Chrome's UI looks good, as it gets rid of all the standard information you expect to see in a browser (File, Edit, View ...), but is it? Perhaps on small screens, like some netbooks, it will benefit from hiding the status bar and the menu bar. Personally, I find the unified URL and search field, with auto completion, very confusing. Then again, I also like high resolution screens.




Member since:
2006-02-05
Select text and there is "Search google for..." in the context menu. Copy text, and "Paste and go" is in the context menu for the url bar. When you search for something on a site, typing the site name in the url bar and hitting tab will let you do a site specific search. Bookmark bar comes and goes with Ctrl-B, and the status bar goes away when it isnt displaying anything. "Tearing" a tab off of a window and dropping it outside the window creates a new window, dropping it inside an existing window adds the tab to that window. Built in task manager that lets you kill unresponsive tabs/plugins. Built in memory profiler when you want to know what site is eating all your memory. "Speed Dial" page also has a list of frequently used site specific searches, and a list of tabs you recently closed.
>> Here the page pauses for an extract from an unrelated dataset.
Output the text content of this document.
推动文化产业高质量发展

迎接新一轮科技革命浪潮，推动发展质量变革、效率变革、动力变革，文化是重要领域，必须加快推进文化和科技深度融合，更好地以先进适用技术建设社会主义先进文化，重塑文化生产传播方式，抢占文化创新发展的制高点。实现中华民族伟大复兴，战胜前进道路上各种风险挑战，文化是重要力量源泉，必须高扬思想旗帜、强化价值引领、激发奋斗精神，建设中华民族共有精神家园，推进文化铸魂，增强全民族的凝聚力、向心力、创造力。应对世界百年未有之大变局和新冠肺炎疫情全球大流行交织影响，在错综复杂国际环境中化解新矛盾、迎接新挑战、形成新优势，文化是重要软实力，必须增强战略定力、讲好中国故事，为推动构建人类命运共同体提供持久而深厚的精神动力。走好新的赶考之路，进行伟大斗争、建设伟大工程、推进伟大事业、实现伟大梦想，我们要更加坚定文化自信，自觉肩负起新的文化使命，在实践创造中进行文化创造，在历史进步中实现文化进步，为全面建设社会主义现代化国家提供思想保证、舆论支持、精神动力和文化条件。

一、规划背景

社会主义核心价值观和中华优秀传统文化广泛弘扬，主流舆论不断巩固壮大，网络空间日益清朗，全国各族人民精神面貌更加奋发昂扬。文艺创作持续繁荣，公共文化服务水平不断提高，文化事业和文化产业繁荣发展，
UI is fantastic, it gets out of your way as much as possible, with nice subtle touches (like the tab animation, or the way the domain is slightly darker then the rest of the url) And finally, the performance is more the "slightly faster". I have no idea why, but pages seem to render faster, and start time is next to zero.
Now, opera invented a lot of that stuff, and most of it is available through plugins on firefox. However, (in my opinion anyways) the implementation is far better on chrome then I have seen anywhere else. And while (except for the profiler) I literally use all these features multiple times a day, they do not get in your way. Firefox to me is basically a firebug bucket.